Lily não acredita que as palavras tenham o poder de atrair coisas, mas todo o assunto
sobre esses seres horríveis faz um deles brotar bem na frente dos dois jovens. A
criatura, coberta de folhas verdes e galhos quebradiços, literalmente surge do solo num
piscar de olhos. O espécime era um quadrúpede e possuía quase o tamanho de um
adulto. Sua boca possuía dentes enormes e afiados, além de soltar um líquido
desconhecido pela língua. Seus olhos brilhavam com um azul intenso e assustador. O
animal se assemelhava a um lobo gigante.

— Este não é o que estamos procurando. — diz Lily para Jeff, que já estava preparado
para atacar.

— Não, mas este aí não vai desistir da gente! — Jeff olha para a criatura, que estava
rodeando os dois.

Não demorou muito para que o ser partisse para cima dos jovens. Com uma grande
velocidade, a fera abre a sua boca ferozmente, emitindo um barulho perturbador. Era
quase como se falasse para eles irem embora. Seus dentes tentam a todo custo
alcançar Lily, que esquiva várias vezes enquanto segura as suas adagas. Jeff,
aproveitando a oportunidade, tenta cravar a sua espada na perna traseira do monstro,
que imediatamente chuta o rapaz com a mesma.

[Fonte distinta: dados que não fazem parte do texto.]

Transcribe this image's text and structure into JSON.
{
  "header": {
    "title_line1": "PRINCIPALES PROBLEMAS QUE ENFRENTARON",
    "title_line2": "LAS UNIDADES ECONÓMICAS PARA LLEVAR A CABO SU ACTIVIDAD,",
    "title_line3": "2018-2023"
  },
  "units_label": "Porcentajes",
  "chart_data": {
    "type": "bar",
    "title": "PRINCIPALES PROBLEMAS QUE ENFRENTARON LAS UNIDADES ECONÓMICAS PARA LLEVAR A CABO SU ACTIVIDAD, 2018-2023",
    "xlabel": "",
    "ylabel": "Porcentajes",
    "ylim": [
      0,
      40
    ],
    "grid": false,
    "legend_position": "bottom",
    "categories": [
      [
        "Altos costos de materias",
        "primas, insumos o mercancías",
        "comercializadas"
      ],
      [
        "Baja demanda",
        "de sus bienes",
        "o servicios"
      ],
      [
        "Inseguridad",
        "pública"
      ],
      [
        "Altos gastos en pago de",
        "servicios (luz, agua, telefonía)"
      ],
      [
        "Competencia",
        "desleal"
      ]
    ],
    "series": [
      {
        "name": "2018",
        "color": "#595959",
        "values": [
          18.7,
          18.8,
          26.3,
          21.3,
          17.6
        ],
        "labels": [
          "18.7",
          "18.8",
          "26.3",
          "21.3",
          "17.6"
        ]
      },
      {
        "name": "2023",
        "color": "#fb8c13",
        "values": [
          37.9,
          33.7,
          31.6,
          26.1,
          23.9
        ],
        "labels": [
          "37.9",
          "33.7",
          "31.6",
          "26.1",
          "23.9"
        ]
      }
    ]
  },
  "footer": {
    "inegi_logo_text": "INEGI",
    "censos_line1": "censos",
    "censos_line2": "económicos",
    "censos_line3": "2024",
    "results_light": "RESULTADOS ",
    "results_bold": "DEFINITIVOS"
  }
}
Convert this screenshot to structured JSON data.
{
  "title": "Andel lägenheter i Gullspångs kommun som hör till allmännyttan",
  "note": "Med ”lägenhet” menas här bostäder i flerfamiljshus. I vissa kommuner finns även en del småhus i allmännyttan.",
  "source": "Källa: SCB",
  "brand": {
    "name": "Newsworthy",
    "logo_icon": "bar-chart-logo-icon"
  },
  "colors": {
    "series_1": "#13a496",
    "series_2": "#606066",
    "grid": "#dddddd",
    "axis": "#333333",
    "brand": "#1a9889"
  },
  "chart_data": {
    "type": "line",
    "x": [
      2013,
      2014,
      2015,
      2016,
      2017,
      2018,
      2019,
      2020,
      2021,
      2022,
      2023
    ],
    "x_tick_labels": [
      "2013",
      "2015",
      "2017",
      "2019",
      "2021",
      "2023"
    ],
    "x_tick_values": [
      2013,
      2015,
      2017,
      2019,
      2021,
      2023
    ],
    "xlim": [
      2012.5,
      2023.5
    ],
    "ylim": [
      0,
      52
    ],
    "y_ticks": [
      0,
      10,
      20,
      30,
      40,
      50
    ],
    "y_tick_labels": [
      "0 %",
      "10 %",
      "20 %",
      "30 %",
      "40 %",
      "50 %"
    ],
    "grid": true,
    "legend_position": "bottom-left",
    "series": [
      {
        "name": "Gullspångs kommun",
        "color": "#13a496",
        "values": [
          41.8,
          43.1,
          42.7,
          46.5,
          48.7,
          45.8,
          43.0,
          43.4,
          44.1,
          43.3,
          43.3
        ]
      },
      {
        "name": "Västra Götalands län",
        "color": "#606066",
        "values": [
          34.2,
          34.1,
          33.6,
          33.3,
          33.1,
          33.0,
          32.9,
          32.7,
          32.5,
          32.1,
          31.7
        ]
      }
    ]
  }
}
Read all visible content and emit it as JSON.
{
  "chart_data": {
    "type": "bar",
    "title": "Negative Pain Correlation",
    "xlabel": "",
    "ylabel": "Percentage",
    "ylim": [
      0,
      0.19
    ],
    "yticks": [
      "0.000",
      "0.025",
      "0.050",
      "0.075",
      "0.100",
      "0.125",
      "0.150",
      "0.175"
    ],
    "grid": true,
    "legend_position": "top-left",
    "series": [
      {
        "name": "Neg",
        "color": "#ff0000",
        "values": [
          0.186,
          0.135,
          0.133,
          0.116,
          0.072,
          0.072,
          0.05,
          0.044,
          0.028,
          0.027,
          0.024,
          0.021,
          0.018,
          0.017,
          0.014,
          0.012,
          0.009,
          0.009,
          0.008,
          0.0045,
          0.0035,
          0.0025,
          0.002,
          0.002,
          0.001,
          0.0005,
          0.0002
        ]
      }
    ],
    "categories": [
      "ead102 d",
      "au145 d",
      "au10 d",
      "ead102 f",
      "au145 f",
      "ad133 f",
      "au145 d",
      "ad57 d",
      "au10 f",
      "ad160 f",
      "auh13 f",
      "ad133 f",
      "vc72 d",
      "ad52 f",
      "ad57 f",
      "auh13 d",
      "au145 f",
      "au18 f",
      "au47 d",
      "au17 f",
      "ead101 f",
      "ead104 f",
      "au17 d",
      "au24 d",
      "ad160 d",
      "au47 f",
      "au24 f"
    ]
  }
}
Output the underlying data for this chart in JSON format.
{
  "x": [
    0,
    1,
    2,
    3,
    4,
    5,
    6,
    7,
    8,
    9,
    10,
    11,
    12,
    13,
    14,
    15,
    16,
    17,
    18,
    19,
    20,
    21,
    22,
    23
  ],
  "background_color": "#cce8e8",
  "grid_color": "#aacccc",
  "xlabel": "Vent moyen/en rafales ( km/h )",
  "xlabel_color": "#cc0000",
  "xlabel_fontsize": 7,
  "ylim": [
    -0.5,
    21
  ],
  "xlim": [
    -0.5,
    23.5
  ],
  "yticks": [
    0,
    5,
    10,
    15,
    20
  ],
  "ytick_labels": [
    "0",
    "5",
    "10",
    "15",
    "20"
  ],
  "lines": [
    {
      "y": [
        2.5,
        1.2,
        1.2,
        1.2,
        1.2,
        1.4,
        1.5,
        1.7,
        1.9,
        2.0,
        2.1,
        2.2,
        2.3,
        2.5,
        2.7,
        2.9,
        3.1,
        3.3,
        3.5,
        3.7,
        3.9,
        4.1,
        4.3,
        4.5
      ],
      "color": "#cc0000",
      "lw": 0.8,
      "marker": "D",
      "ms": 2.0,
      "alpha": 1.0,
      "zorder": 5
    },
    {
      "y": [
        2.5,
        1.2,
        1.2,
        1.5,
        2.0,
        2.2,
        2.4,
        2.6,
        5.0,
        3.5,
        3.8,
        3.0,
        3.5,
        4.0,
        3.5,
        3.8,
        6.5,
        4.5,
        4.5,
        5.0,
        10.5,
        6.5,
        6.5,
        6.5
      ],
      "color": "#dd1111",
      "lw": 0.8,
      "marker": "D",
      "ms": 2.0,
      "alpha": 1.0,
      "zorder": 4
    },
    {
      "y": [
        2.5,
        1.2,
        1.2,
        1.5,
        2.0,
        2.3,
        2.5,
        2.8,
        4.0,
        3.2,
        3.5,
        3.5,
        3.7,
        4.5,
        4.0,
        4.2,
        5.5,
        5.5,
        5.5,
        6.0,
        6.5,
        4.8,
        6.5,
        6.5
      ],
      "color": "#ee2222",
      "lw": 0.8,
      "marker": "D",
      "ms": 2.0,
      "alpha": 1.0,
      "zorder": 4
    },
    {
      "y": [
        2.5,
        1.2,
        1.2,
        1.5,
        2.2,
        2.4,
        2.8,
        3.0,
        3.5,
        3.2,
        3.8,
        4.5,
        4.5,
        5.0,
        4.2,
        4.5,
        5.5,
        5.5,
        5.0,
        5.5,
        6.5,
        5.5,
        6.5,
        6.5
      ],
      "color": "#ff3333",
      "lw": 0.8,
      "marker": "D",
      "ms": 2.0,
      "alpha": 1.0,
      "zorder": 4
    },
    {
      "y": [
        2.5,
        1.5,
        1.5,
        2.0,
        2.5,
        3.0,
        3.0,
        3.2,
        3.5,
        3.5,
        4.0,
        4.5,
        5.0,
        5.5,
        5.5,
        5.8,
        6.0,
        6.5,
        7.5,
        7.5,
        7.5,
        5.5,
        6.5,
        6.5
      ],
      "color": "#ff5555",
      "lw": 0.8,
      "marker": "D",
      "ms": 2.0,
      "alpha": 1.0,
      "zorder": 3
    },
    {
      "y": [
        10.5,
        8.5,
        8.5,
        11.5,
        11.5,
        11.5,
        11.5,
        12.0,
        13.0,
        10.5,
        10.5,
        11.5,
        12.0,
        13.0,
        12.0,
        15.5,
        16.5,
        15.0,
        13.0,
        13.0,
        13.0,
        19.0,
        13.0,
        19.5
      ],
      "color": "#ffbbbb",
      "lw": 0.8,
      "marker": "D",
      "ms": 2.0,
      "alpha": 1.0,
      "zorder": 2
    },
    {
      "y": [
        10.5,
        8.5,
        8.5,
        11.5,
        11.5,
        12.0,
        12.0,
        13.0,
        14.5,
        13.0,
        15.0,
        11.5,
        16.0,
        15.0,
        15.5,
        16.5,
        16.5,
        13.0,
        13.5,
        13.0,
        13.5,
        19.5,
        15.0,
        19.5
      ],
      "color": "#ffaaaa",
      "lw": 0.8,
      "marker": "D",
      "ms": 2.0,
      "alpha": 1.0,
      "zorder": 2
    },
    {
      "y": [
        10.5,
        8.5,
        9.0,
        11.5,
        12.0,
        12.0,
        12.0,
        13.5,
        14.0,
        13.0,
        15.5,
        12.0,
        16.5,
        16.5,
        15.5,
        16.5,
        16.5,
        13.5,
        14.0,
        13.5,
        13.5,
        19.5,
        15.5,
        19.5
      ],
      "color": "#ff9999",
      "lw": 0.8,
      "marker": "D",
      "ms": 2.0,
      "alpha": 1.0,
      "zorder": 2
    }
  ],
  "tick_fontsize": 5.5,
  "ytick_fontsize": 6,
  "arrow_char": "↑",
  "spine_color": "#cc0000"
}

A pancada na barriga machuca Jeff, mas não é o suficiente para derrubá-lo. Em


seguida, Lily corre diretamente para a fera, que tenta morder a garota assim que ela se
aproxima. Com muita flexibilidade, a garota dá uma rasteira para baixo do monstro. Ela
termina o seu ataque cravando as suas adagas profundamente no peito da criatura e
rasgando até a barriga, ele não sangra, mas geme de dor raivosamente. O Gon
enfurecido tenta retirar Lily debaixo dele com a sua boca, mas Jeff finaliza-o subindo em
cima dele e arrancando ferozmente a sua cabeça. Dava para sentir o ódio proferido no
golpe do rapaz só de ver os seus olhos. Sem ter sequer tempo de reagir, o Gon cai no
chão totalmente morto. Lily, que estava embaixo dele, cai com o peso do bicho em cima
de seu corpo. Jeff respira por um momento e se recompõe.

— Precisa de uma mãozinha aí? — O elfo perguntou sorridente. Ele está em cima do
corpo do Gon, que está em cima de Lily.

— Ugh! Não fui eu quem tomei um… chute na barriga! Haha! — mesmo com dificuldade
para falar e respirar com todo aquele peso, ela diz em meio aos risos. — Dá pra me tirar
daqui?

— É pra já, vossa majestade! — com um tom de deboche, o elfo fala tentando empurrar
o corpo para o lado. — Fica alerta. Se este apareceu, quer dizer que tem mais deles.

— Sinceramente, anos atrás havia mais deles por aqui. Parece que estão
desaparecendo aos poucos. — A garota aproveita para tirar as suas adagas do
cadáver.

— Eles podem estar em números menores, mas ainda são muitos. — Jeff a observa
com a espada apoiada no ombro. — Este aqui foi fácil. Lembra da vez em que
enfrentamos cinco deles de uma vez?

— Você quer dizer da vez em que você desmaiou quando acidentalmente bateu a
cabeça do bicho contra a sua? — Ela brinca, ainda fazendo força para tirar a adaga.

— Você sabe… — Ele gagueja. — eu tava meio enferrujado naquele dia! Mas acordei
logo depois.

— Depois de uns 30 minutos! Você ficou até mesmo com uma cicatriz na testa e
ainda… Por quê essa merda não sai?! — Interrompendo a própria fala, ela puxa com
ainda mais força a sua adaga, que finalmente se desprende do corpo da fera.

Assim que ela tira sua arma, o cadáver começa a se dissolver. No lugar de folhas
verdes e galhos e marrons, flores começam a desabrochar. Uma por uma, elas vão
cobrindo o corpo morto da criatura até não sobrar nenhum vestígio de que havia algo
vivo ali. Era uma cena bonita, mas triste ao mesmo tempo. Em seguida, o Gon
desaparece completamente, deixando apenas um rastro de margaridas amarelas. Uma
quietude paira no ar. Apenas o som do vento batendo nas folhas das árvores é ouvido.
Lily quebra o silêncio.

— Por que essas criaturas tão horríveis morrem de forma tão bela?